If you’re looking for something a little more pending and far less predictable, consider global pandemics. The mutation of a contagious disease paired with overpopulation can (and has) killed millions. In the late 1800s a plague pandemic originating in China passed through several countries, killing millions (ten million alone in India) and not stopping until the 1950s. In order for a pandemic to be slowed down and eventually stopped, the disease needs to stop mutating and adapting, medical research needs to advance quickly and travel needs to be tightly monitored. In the case of China’s outbreak, the disease was able to reach over twenty countries simply by boats. With modern methods of transportation, travel is much faster and difficult to restrict. In short, we’re doomed.
Perhaps the biggest threat to our survival is that which we understand the least. There’s an entire field of scientific study dedicated to theorizing just how many different ways the universe has to shank everything that dwells within it. If such an event did occur we would very much be powerless to stop it, so have fun with that.

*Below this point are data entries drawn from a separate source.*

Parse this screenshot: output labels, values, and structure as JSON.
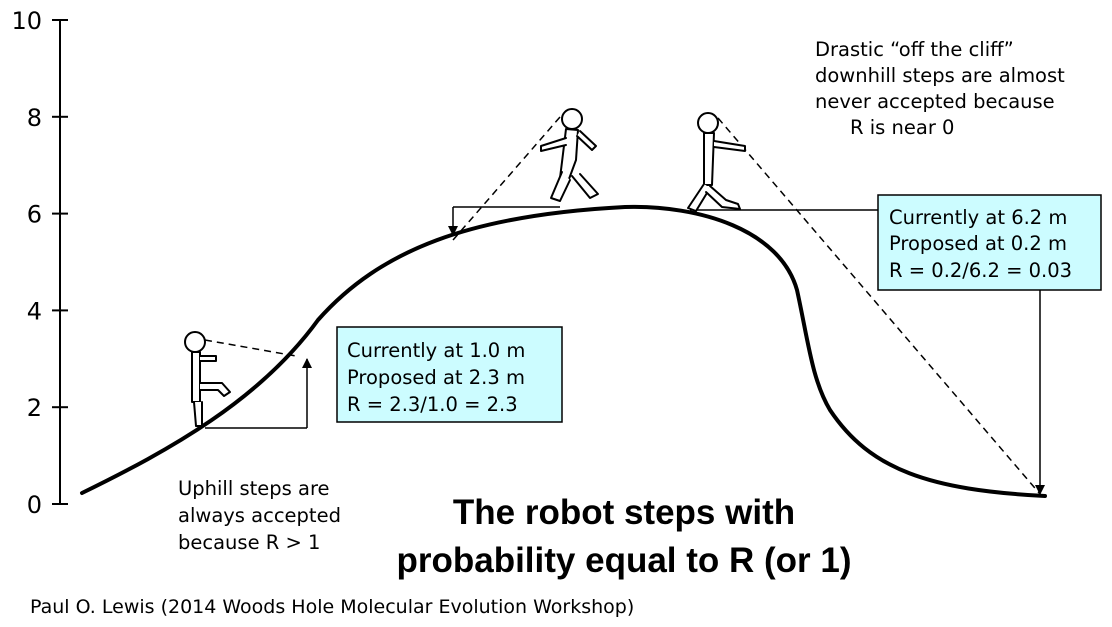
{
  "y_axis": {
    "range": [
      0,
      10
    ],
    "ticks": [
      "0",
      "2",
      "4",
      "6",
      "8",
      "10"
    ]
  },
  "callouts": {
    "uphill": [
      "Currently at 1.0 m",
      "Proposed at 2.3 m",
      "R = 2.3/1.0 = 2.3"
    ],
    "downhill": [
      "Currently at 6.2 m",
      "Proposed at 0.2 m",
      "R = 0.2/6.2 = 0.03"
    ],
    "fill_color": "#ccfcff"
  },
  "notes": {
    "uphill": [
      "Uphill steps are",
      "always accepted",
      "because R > 1"
    ],
    "cliff": [
      "Drastic “off the cliff”",
      "downhill steps are almost",
      "never accepted because",
      "R is near 0"
    ]
  },
  "headline": [
    "The robot steps with",
    "probability equal to R (or 1)"
  ],
  "credit": "Paul O. Lewis (2014 Woods Hole Molecular Evolution Workshop)",
  "icons": [
    "robot-walker-icon"
  ]
}
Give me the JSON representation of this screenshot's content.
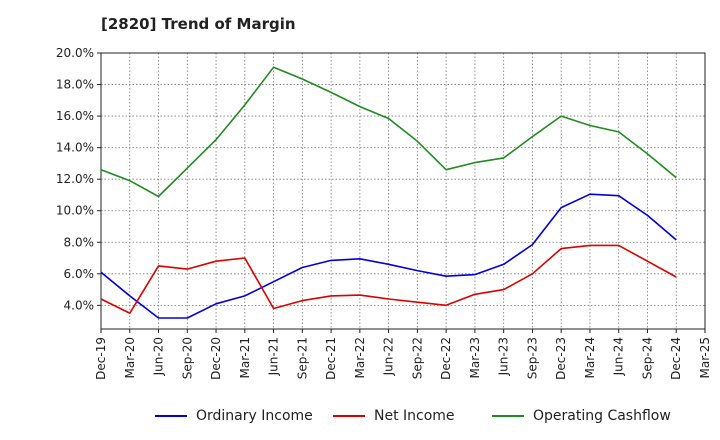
{
  "title": "[2820]  Trend of Margin",
  "chart_data": {
    "type": "line",
    "title": "[2820]  Trend of Margin",
    "x": [
      "Dec-19",
      "Mar-20",
      "Jun-20",
      "Sep-20",
      "Dec-20",
      "Mar-21",
      "Jun-21",
      "Sep-21",
      "Dec-21",
      "Mar-22",
      "Jun-22",
      "Sep-22",
      "Dec-22",
      "Mar-23",
      "Jun-23",
      "Sep-23",
      "Dec-23",
      "Mar-24",
      "Jun-24",
      "Sep-24",
      "Dec-24",
      "Mar-25"
    ],
    "xlabel": "",
    "ylabel": "",
    "ylim": [
      2.5,
      20.0
    ],
    "yticks": [
      4.0,
      6.0,
      8.0,
      10.0,
      12.0,
      14.0,
      16.0,
      18.0,
      20.0
    ],
    "ytick_labels": [
      "4.0%",
      "6.0%",
      "8.0%",
      "10.0%",
      "12.0%",
      "14.0%",
      "16.0%",
      "18.0%",
      "20.0%"
    ],
    "grid": true,
    "legend_position": "bottom",
    "series": [
      {
        "name": "Ordinary Income",
        "color": "#0000dd",
        "values": [
          6.1,
          4.6,
          3.2,
          3.2,
          4.1,
          4.6,
          5.5,
          6.4,
          6.85,
          6.95,
          6.6,
          6.2,
          5.85,
          5.95,
          6.6,
          7.85,
          10.2,
          11.05,
          10.95,
          9.7,
          8.15,
          null
        ]
      },
      {
        "name": "Net Income",
        "color": "#dd0000",
        "values": [
          4.4,
          3.5,
          6.5,
          6.3,
          6.8,
          7.0,
          3.8,
          4.3,
          4.6,
          4.65,
          4.4,
          4.2,
          4.0,
          4.7,
          5.0,
          6.0,
          7.6,
          7.8,
          7.8,
          6.8,
          5.8,
          null
        ]
      },
      {
        "name": "Operating Cashflow",
        "color": "#228b22",
        "values": [
          12.6,
          11.9,
          10.9,
          12.7,
          14.5,
          16.7,
          19.1,
          18.35,
          17.5,
          16.6,
          15.85,
          14.4,
          12.6,
          13.05,
          13.35,
          14.7,
          16.0,
          15.4,
          15.0,
          13.6,
          12.1,
          null
        ]
      }
    ]
  }
}
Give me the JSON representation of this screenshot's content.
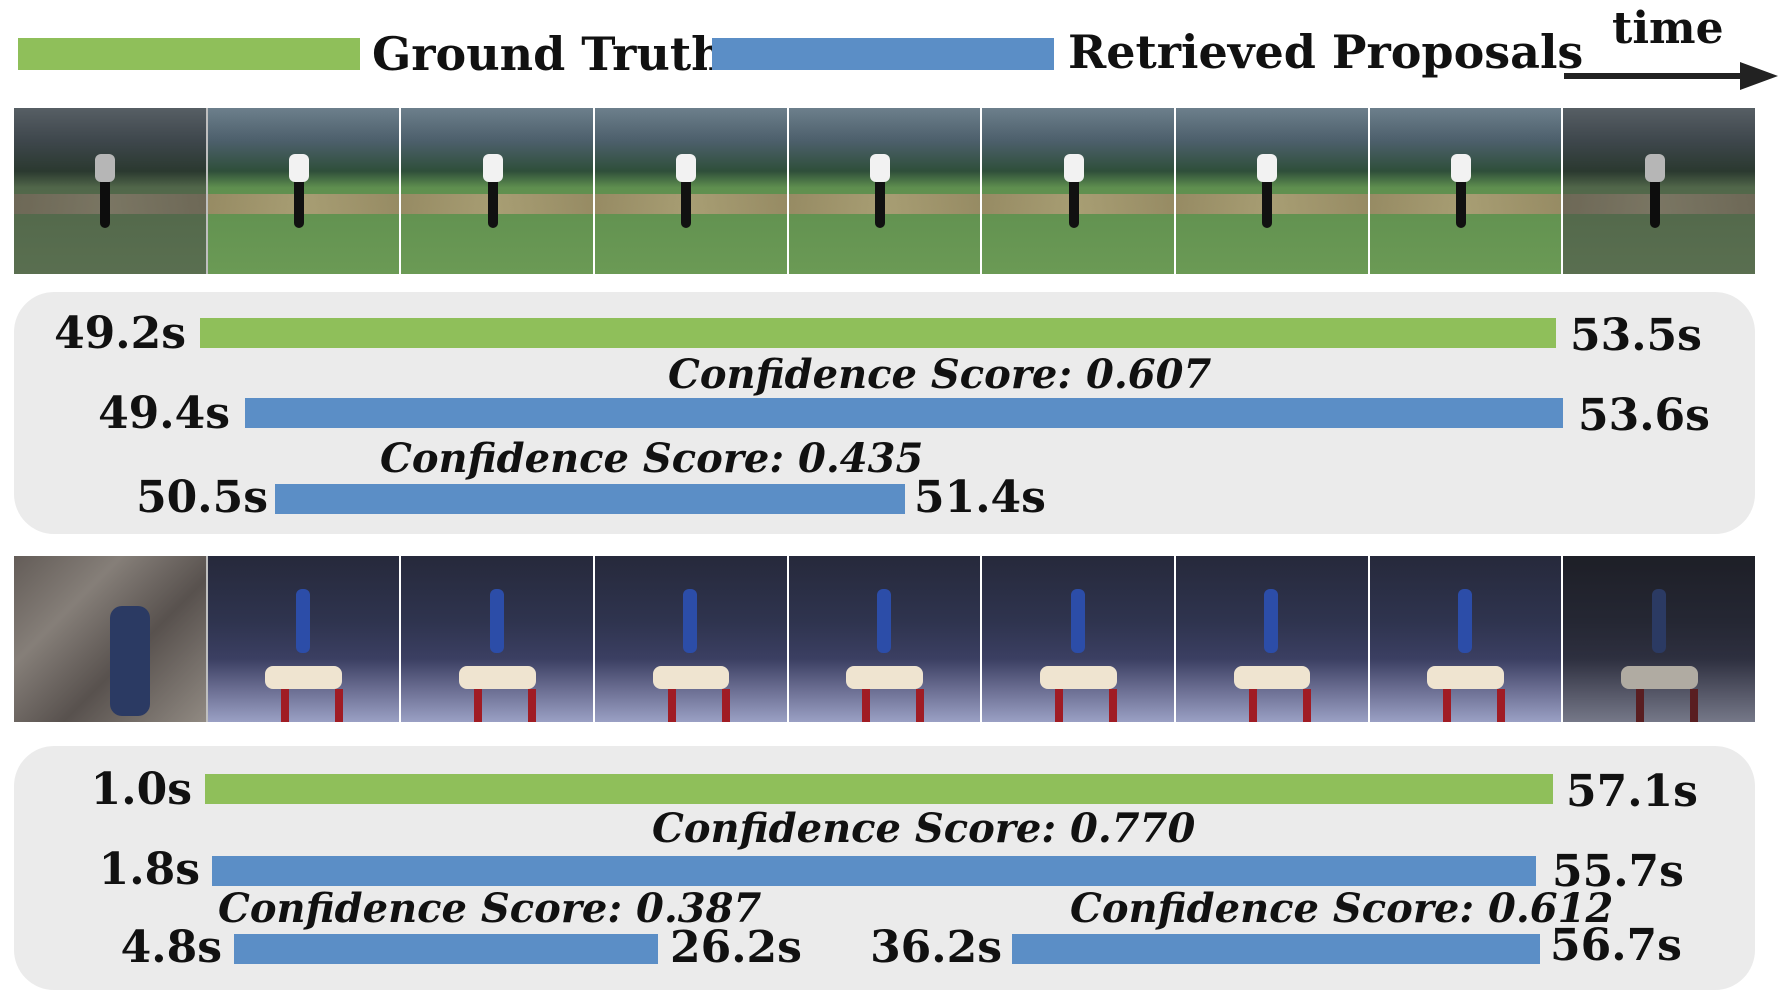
{
  "legend": {
    "ground_truth_label": "Ground Truth",
    "retrieved_label": "Retrieved Proposals",
    "time_label": "time",
    "ground_truth_color": "#8fbf5a",
    "retrieved_color": "#5b8ec6"
  },
  "example1": {
    "ground_truth": {
      "start": "49.2s",
      "end": "53.5s"
    },
    "proposals": [
      {
        "start": "49.4s",
        "end": "53.6s",
        "score": "Confidence Score: 0.607"
      },
      {
        "start": "50.5s",
        "end": "51.4s",
        "score": "Confidence Score: 0.435"
      }
    ]
  },
  "example2": {
    "ground_truth": {
      "start": "1.0s",
      "end": "57.1s"
    },
    "proposals": [
      {
        "start": "1.8s",
        "end": "55.7s",
        "score": "Confidence Score: 0.770"
      },
      {
        "start": "4.8s",
        "end": "26.2s",
        "score": "Confidence Score: 0.387"
      },
      {
        "start": "36.2s",
        "end": "56.7s",
        "score": "Confidence Score: 0.612"
      }
    ]
  }
}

A commonly discussed method of destruction is heat death, where the universe has depleted its thermodynamic free energy and thus can’t sustain any living life as the temperature approaches and comes very close to absolute zero. The effect is similar to the cold death theory, in which continued expansion of the universe causes the temperature to drop to a point where life stops. Despite sounding eerily similar, these two events are very different. Of course, you’re not going to be able to tell the difference once you stop existing anyway.
The Big Rip (tee-hee!) theorizes that an infinite universe that is constantly expanding will eventually tear apart everything within it, from stars to planets. Inversely, the Big Crunch speculates that the expanding universe may reach a point where the expansion is reversed, eventually creating a black hole to consume everything. It may then reverse again, causing another Big Bang, but you’re not going to be around to appreciate that particular sight.